Thawki
Well-Known Member
Don't care either way, but you Jon are not to be held liable for information posted by users on your site. Maybe I'm wrong, but this is how sites like Backpage, Topic and Craigslist get away with some of the darkers stuff on their sites.
Section 230 of the Communications Decency Act of 1996 (a common name for Title V of the Telecommunications Act of 1996) is a landmark piece of Internet legislation in the United States, codified at 47 U.S.C. § 230. Section 230(c)(1) provides immunity from liability for providers and users of an "interactive computer service" who publish information provided by others:No provider or user of an interactive computer service shall be treated as the publisher or speaker of any information provided by another information content provider.In analyzing the availability of the immunity offered by this provision, courts generally apply a three-prong test. A defendant must satisfy each of the three prongs to gain the benefit of the immunity:
- The defendant must be a "provider or user" of an "interactive computer service."
- The cause of action asserted by the plaintiff must treat the defendant as the "publisher or speaker" of the harmful information at issue.
- The information must be "provided by another information content provider," i.e., the defendant must not be the "information content provider" of the harmful information at issue.
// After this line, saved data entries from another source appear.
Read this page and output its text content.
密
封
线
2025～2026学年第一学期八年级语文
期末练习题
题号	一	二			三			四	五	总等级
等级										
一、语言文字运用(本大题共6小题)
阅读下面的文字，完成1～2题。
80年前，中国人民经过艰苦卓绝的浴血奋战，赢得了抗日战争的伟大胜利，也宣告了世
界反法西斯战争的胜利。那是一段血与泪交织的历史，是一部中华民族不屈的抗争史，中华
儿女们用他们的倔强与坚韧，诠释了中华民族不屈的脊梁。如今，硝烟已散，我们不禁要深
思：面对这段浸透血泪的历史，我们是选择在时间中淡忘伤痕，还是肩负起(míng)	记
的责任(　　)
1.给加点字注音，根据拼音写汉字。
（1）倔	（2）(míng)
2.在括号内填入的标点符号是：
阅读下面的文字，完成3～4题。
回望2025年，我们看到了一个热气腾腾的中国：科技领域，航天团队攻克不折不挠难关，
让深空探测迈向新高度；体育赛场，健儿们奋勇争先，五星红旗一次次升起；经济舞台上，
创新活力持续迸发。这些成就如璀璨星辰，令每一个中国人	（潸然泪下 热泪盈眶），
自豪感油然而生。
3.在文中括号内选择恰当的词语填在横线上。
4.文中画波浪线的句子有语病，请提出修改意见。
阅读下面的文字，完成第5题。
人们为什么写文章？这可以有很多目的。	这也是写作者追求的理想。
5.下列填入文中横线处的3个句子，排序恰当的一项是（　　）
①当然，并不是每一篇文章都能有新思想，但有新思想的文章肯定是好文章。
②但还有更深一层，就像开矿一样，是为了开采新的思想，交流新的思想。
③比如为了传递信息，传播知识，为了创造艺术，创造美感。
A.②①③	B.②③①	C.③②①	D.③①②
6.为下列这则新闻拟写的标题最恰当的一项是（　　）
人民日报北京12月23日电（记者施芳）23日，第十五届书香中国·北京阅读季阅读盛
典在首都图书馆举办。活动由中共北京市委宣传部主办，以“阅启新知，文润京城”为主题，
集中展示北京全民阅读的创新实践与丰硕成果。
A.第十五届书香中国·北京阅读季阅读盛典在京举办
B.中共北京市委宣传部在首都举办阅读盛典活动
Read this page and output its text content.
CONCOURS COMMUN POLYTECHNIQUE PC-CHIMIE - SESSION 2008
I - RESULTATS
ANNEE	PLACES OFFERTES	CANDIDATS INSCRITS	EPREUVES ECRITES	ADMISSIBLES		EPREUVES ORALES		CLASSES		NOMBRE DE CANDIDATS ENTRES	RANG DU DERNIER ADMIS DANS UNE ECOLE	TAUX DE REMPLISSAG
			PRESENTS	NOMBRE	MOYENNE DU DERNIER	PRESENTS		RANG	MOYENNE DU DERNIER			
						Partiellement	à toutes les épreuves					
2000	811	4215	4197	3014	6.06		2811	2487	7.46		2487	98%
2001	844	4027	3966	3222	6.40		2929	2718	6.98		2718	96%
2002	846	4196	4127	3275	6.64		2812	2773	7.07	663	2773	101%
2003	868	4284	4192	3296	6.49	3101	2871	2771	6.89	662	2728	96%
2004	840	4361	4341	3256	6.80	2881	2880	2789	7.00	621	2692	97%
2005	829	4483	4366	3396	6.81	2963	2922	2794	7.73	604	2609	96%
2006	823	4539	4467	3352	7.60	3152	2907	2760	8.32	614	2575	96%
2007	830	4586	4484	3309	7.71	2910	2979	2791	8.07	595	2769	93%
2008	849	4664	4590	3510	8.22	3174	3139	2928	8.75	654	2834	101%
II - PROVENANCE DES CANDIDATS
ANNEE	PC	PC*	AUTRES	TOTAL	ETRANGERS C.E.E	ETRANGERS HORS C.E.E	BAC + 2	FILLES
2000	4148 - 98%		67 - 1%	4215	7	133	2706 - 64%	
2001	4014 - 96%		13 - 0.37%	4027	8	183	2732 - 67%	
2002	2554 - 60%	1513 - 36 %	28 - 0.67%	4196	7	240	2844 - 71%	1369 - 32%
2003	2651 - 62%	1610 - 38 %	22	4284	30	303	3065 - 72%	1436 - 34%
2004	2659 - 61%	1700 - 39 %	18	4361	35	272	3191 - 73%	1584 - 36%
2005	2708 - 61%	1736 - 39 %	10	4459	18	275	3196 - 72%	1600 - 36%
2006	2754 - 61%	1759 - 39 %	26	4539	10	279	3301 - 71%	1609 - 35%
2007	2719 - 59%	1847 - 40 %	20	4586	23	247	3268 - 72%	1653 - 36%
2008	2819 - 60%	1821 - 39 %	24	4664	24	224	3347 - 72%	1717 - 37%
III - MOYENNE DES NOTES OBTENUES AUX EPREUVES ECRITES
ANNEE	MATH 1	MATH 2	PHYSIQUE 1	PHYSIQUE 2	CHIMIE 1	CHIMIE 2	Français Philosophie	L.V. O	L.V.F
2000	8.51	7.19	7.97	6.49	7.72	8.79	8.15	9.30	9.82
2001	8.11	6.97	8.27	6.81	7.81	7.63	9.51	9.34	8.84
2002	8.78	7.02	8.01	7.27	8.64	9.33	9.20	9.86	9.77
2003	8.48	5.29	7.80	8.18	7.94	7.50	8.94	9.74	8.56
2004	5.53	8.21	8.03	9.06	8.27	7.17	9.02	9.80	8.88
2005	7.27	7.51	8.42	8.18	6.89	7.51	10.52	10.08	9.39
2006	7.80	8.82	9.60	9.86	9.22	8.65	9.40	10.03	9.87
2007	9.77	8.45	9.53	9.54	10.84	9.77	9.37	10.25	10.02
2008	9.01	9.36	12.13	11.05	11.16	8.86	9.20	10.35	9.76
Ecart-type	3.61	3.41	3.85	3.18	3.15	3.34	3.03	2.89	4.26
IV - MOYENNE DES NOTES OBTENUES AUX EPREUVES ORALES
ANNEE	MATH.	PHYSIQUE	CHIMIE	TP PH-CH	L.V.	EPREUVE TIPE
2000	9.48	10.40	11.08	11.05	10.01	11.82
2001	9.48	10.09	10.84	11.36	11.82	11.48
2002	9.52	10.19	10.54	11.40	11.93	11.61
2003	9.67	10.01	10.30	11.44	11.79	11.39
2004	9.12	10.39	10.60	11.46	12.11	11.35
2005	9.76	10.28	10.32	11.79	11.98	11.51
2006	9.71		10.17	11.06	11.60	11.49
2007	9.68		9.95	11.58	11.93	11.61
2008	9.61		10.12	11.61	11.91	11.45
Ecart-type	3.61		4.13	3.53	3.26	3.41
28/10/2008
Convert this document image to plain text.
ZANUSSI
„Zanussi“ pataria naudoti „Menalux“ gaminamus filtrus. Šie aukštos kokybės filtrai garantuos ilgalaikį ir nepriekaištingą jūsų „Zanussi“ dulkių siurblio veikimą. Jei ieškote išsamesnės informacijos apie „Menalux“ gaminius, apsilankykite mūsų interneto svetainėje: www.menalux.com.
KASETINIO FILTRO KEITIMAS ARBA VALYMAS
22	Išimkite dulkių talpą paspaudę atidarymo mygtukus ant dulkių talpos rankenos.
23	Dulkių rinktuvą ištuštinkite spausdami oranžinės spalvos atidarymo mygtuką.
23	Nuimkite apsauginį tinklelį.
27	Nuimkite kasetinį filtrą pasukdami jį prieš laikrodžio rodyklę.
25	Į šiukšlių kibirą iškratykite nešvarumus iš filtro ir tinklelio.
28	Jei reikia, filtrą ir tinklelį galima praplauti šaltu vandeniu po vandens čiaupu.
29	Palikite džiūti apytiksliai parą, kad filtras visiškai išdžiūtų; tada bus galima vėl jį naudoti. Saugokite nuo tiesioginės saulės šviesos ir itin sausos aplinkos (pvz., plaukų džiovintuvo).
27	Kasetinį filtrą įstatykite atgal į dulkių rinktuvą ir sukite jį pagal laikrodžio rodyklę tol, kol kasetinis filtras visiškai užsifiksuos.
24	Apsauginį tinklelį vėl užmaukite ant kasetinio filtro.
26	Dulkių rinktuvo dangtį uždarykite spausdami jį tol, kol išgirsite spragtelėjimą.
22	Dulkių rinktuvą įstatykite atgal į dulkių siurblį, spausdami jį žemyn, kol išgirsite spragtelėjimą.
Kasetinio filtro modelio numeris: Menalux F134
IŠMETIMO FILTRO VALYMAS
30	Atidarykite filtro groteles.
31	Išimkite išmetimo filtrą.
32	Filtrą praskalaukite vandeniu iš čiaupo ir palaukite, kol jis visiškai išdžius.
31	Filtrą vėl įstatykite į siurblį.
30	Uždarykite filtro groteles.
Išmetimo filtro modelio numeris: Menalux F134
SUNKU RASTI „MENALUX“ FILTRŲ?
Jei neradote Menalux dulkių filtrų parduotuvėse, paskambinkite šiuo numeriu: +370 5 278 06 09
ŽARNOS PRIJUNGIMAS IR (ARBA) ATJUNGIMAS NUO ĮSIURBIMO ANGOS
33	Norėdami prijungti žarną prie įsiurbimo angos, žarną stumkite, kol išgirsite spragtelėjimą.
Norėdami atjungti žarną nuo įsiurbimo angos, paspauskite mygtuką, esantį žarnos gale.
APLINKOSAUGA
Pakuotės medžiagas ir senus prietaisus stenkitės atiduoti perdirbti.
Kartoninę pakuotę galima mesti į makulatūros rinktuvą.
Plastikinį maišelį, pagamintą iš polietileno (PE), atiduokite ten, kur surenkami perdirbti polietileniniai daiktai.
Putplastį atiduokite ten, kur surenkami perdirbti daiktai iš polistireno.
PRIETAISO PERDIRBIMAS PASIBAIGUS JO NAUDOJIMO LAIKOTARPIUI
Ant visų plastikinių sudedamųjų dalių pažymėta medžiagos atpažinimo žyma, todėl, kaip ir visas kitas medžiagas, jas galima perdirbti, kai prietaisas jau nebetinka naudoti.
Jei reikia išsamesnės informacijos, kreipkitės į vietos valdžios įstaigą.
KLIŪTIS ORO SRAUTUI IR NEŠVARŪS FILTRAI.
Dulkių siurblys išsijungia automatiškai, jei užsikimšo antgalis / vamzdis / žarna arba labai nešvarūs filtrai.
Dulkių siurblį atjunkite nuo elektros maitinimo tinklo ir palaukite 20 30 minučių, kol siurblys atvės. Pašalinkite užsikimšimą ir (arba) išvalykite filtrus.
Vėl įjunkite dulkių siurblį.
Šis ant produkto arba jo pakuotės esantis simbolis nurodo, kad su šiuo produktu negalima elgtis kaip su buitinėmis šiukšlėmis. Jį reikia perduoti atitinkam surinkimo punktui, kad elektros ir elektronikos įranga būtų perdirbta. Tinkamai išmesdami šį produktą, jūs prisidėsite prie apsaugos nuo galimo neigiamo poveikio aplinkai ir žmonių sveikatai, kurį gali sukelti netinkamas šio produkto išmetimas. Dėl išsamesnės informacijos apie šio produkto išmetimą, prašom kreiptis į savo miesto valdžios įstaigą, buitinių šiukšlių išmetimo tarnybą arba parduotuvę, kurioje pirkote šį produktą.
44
One cannot take one part of the football rule book and make a proper interpretation of a football play. Any trained official will tell you there are multiple rules or parts of rules in the rule book that ALL need to be interpreted in order to make the right call.
I have a feeling the same can be said in this instance regarding the interpretation of things like libel and slander. It is kind of amusing that Jon explains that he met a legal expert (edited from me originally calling him a licensed practicing attorney, sorry) who says the administrator can be held responsible and you don't claim to be a legal expert (so I assume you aren't one) and you trot out one part of one law as your proof this legal expert must be wrong.